Flexible pattern matching algorithms are fundamental to sequence analysis. Exact and approximate string matching algorithms are provided. For the exact string matching task, SeqAn offers the algorithms Shift-And, Shift-Or, Horspool, Backward Oracle Matching, and Backward Nondeterministic Dawg Machine [34]. For searching multiple patterns, SeqAn currently supports the Multiple Shift-And, the Set Horspool, and the Aho-Corasick algorithm [34]. Myer's bit vector algorithm [2] can be used for approximate string matching. Note that SeqAn's index data structures can naturally be used to search for strings as well.

Graphs

Graphs are increasingly important to a number of bioinformatics problems. Prime examples are string matching algorithms (e.g., Aho-Corasick, Backward Oracle Matching [34]), phylogenetic algorithms (e.g., upgma, neighbor joining tree [35]), or alignment representations [36]. Hence, we decided to include our own graph type implementation, including directed graphs, undirected graphs, trees, automata, alignment graphs, tries, wordgraphs, and oracles. Graph algorithms currently comprise breath-first search, depth-first search, topological sort, strongly-connected components, minimum spanning trees (e.g., Prim's algorithm, Kruskal's algorithm), shortest path algorithms (e.g., Bellman-Ford, Dijkstra, Floyd-Warshall), transitive closure, and the Ford-Fulkerson maximum flow algorithm [37]. Trees are heavily used in clustering algorithms and as guide trees during a progressive multiple sequence alignment.
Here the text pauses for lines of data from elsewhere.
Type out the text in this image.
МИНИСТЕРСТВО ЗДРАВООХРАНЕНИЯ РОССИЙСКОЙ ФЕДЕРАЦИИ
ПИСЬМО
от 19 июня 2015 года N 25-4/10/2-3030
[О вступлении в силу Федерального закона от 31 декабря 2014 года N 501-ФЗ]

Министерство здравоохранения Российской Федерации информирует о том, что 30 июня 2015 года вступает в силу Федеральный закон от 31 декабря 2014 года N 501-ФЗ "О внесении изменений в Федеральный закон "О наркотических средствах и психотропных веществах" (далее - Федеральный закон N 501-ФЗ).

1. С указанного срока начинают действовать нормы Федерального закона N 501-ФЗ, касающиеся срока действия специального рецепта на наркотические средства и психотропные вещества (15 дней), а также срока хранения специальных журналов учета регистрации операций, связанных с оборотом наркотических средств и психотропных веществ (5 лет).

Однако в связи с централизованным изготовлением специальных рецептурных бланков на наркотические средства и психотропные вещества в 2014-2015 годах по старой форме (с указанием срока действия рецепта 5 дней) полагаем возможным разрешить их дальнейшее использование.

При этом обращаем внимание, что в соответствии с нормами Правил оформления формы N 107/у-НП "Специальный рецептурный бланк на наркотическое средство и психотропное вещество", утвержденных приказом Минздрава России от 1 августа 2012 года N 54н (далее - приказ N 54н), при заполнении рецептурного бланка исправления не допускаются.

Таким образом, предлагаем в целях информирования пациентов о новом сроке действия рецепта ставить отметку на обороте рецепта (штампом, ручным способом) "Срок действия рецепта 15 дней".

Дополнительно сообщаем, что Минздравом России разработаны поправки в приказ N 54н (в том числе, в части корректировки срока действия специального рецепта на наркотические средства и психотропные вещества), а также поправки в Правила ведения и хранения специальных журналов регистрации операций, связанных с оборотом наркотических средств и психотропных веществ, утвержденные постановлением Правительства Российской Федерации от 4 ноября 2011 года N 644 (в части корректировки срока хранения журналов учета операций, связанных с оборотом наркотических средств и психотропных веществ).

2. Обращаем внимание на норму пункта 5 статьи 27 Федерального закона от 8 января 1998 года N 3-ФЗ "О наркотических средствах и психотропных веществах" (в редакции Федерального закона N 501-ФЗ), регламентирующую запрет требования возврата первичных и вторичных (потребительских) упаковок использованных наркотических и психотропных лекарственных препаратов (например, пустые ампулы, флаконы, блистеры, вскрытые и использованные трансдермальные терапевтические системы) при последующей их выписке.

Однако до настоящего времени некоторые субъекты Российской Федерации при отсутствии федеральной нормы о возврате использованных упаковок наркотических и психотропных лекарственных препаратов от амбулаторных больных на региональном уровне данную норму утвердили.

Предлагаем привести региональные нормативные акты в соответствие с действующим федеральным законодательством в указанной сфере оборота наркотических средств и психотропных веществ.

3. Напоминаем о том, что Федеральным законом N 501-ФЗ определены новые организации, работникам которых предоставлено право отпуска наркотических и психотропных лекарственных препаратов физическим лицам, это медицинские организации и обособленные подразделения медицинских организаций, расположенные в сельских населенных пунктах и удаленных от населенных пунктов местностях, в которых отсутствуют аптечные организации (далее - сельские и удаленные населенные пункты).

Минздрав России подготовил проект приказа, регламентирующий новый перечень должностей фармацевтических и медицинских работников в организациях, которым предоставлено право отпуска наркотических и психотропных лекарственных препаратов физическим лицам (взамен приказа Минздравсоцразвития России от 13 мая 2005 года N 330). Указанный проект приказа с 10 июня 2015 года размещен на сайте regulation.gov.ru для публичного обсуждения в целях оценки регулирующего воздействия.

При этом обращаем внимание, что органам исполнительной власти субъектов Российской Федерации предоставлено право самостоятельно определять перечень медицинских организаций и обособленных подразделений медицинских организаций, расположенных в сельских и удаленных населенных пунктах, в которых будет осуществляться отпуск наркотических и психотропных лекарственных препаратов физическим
Alignment graphs are used to implement a heuristic multiple sequence alignment algorithm, which is similar to T-Coffee [38] but makes use of segments and a sophisticated refinement algorithm [39] to enable large-scale sequence alignments.

Biologicals

Besides the fundamental alphabets for biological purposes, like DNA or amino acids, SeqAn offers different scoring schemes for evaluating the distance of two characters, e.g., PAM, and BLOSUM. SeqAn also supports several file formats that are common in the field of bioinformatics, e.g., FASTA, EMBL, and genbank. Is is possible the access (e.g. to search) sequence data stored in such file formats without loading the whole data into memory. The integration of external tools (e.g., BLAST) and the parsing of metainformation is ongoing work.

Results

We anticipate two different user groups for SeqAn. The first group is the bioinformatics practitioner with some programming knowledge who wants to quickly prototype efficient tools for analyzing genomic or protein sequences using SeqAn. The other prototypic user is the algorithmicist who is proficient in programming in SeqAn and wants to test and compare an algorithmic component for a specific well-defined algorithmic problem.

The next examples will demonstrate how things could be done in SeqAn. We would like to point out the very good performance of SeqAn as well as the fact that the necessary code is small, easy to understand, generic, and greatly profits from using an integrated algorithmic library.

Example: String Matching

We start with a small example of how SeqAn could be used as an experimental platform to test various implementations to solve the same algorithmic problem. In Fig. 3 we show the results of a runtime comparison between three string matching algorithms implemented in SeqAn and the find method for strings from the standard template library. Different pattern lengths and alphabet sizes were used. It turned out that there is always string matching routines in SeqAn that is faster than standard library code. This demonstrates that the coding standard used in SeqAn is competitive to a widely used STL implementation. Note that none of the tested algorithms performs the best for all settings. A library like SeqAn makes it possible to switch between different algorithms easily, so users can apply the best algorithm depending on the requirements. Moreover, SeqAn can act as an experimental platform to compare new string matching methods with the set of well known algorithms present in SeqAn.

Example: Global Alignments

Now we switch to a more biologically motivated example: Computing a global alignment between two given DNA sequences with minimal edit distance. Alignment problems are very popular in the biological context. Even libraries with little sequence analysis content support one or more relevant functions that are mostly based on the dynamic programming approach by Needleman and Wunsch [19], which is certainly one of the most popular algorithms in bioinformatics. Gotoh's algorithm [26] extends it by affine gap cost models. Some libraries also support Hirschberg's algorithm [40], another well-known alignment method that takes only linear space.

Table 1 lists time and space requirements for aligning the genomes of two human influenca viruses. The results show that SeqAn can compete with other libraries regardeless of scoring scheme and gap cost model. In the case of edit distance, SeqAn actually beats all competitors with a special algorithm that combines Hirschberg's algorithm with Myers' bitvector algorithm [2] to compute an optimal alignment one order of magnitude faster than all other programs we observed.

Table 1 Runtimes and internal space requirements for computing sequence alignments. The table shows average time and space requirements for aligning the genomes of two human influenca viruses, each of length about 15.6 kbp. Runtimes printed in bold face show for each library the time of the fastest algorithm for computing an alignment using edit distance.

Full size table

Example: MUMmer

In this example, we want to convince the reader that programming using SeqAn is not difficult and that SeqAn is simple enough to meet the needs of the first user group while it is efficient and generic enough to allow expert users to use SeqAn as an experimental platform for testing algorithmic components.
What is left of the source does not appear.